Güncel siyasal gelişmeler için sıraladığı inciler ise göğsümüzü kabartan ‘şüheda’ oldu. Ahlat’a çizilen ‘muhteşem kardeşlik tablosu’ için teşekkür etti. Türkiye ve Şam’a yüzünü dönenlerin kazanacağından, mutluluğundan, dönmeyenlerin ise kılıçtan geçirileceğinden bahsetti. Türk, Kürt, Arap birliğinin ezeli oluşunu bir tarafa bırakalım, çünkü Araplarla böyle bir ezeli birlik hiç olmadı, Kürtler için uydurulan kart-kurt sesinden tarih yazımına benzedi.

Neymiş efendim, ‘Kılıç kınından çıkarsa kalemi ve kelamı dinlemez’ imiş. Bu kılıç meselesini köşesine taşıyan AKP’nin kalemşoru Abdülkadir Selvi ise bu katliam tehdidini perçinlercesine Suriye’de yapılan işgal hareketlerinden övgüyle bahsetmektedir. 

‘Yedi düvele diz çöktüren ecdat’ hikayesinin günümüzdeki versiyonu savunmasız halkın yaşadığı Suriye ve Karabağ’da yapılan katliamlardır. İslami terörist çetelerin saldırılarından, soykırımlarından zafer hikayeleri çıkarılmaktadır. Bunlar da Erdoğan’ın hanesine yazılan başarılar olmaktadır. Oh ne ala!

Bi ara cami minberine kılıçla çıkarak poz veren Diyanet İşleri Başkanı Ali Erbaş’ın yanına elinde kılıç başında sarık olacak şekilde Erdoğan’ı da ekleyip billboardlarda neşretsinler bari. Yedi düvele karşı kılıç salladınız da ne oldu, elde ne kaldı. Kala kala Türkiye kaldı. O kılıç kınında kalmazsa elde kalan o Türkiye’de elden gidecektir bundan haberleri bile yoktur.

Bunu laf olarak söylemiyoruz, sosyolojik bir gerçekliğe dayanarak belirtiyoruz.

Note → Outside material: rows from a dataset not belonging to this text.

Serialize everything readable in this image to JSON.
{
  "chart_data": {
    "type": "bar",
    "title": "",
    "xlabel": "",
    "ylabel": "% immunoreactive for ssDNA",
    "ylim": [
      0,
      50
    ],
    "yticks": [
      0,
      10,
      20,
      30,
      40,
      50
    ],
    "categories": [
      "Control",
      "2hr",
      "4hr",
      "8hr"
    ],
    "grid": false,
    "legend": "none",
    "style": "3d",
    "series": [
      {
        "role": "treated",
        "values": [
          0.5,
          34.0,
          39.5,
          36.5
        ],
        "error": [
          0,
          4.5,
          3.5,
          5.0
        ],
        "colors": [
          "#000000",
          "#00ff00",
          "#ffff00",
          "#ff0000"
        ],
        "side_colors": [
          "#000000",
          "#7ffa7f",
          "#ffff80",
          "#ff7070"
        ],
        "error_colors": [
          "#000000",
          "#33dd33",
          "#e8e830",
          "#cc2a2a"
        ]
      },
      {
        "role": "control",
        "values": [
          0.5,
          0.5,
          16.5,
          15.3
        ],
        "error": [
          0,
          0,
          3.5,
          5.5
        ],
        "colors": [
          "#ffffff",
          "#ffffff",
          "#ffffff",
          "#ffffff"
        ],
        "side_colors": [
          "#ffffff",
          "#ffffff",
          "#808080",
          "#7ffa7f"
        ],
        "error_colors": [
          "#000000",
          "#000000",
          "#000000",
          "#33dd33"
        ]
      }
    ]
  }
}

Kürtleri kılıçla tehdit etmenin faydadan çok zararı olacaktır. Kürt olmadan Türkiye’yi kurmak bile imkânsız olduğunu tarihi kayıtlar söylemektedir. Şimdi de Kürtsüz Türkiye’nin bütünlüğünü korumak da imkânsız hale gelmiştir.

Devleti koruma adına devleti tanınmaz hale getirdiler. İç tehdit- dış tehdit safsatalarıyla, sürekli düşman üreten paranoyak düşüncelerle yolmadıkları, yolsuzluk yapmadıkları alan bırakmadılar. Rant uğruna talan edilmedik doğal kaynak kalmadı. Kürtler, PKK isyanı, tehdit olmaktan çıktıktan sonra devletin soyulmadık tarafının kalmamış olduğu daha iyi açığa çıkacaktır.

Şimdi de dillerine doladıkları Rojava ve Suriye meselesinde Kürtleri kılıçtan geçirmeye kadar gelip dayandılar. Defalarca söylendi, yazıldı-çizildi. Türk-Arap hikayesi, yüzünü Ankara ve Şam’a dönme mevzusu zaten kaybetmiştir. Böyle bir realite yoktur. Şam’daki selefi cihatçı, kafatasçılara yüzünü dönmek eşyanın tabiatına aykırıdır. Elde kılıç tutan bir Türkiye mantığına yüzünü dönmek de benzer bir durumdur. Kafayı kılıca uzatmak gibi absürt bir duruma düşmek anlamına gelecektir. Bu konuda Türkiye ciddi bir yön kaybı yaşıyor.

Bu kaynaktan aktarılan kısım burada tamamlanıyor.